On Monday, December 13, 25 year old Texas resident Rogel Lazaro Aguilera-Mederos was sentenced to 110 years in prison in a Jefferson County, Colorado, court of law.

The judge presiding over the sentencing said he felt bound to sentence Aguilera-Mederos to consecutive, not concurrent, prison terms based on existing Colorado law.

During the sentencing hearing, numerous relatives came forward to offer victim impact statements. 

Nailan Gonzalez, the wife of Aguilera-Mederos, wept while she addressed the court on behalf of her husband.

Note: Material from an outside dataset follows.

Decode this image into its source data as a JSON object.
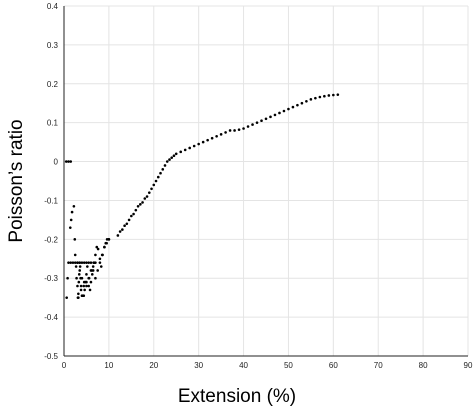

“It’s hard to live with this trauma. I can’t sleep. I’m thinking all the time about the victims,” Aguilera-Mederos said in English in a lengthy, tearful message moments before sentencing.

“I’m begging for forgiveness … from this torture and pain,” Aguilera-Mederos said.

“I’m not a murderer, I’m not a killer,” Aguilera-Mederos told the judge.

In October 2021, Aguilera-Mederos was found guilty on 27 charges, including four counts of vehicular homicide, six counts of first-degree assault, ten counts of attempt to commit assault in the first degree- extreme indifference, two counts of vehicular assault- reckless, one count of reckless driving, and four counts of careless driving causing death.

He was found not guilty on 15 counts of criminal attempt to commit assault in the first degree.

Aguilera-Mederos had previously pleaded not guilty to 41 charges, arguing that mechanical failure was to blame for the crash.

The charges were issued as a result of a fatal chain reaction crash that happened in slowed traffic on I-70 near Lakewood, Colorado, on April 25, 2019.

Aguilera-Mederos was hauling a load of lumber when he reportedly hit speeds of 85 m.p.h. in an area where trucks are limited to 45 m.p.h and lost control of his brakes before crashing into slowed traffic.

The pileup involved 24 passenger vehicles and four semi trucks.

Four people died in the crash and six others were injured.

Video taken by a motorist shows that Aguilera-Mederos bypassed a runaway ramp prior to the fatal crash.

Following his conviction, Aguilera-Mederos told CBS 4, “I am crying all the time, I think about it and I have flashbacks … My life is not a happy life. It is a very sad life because four people died.”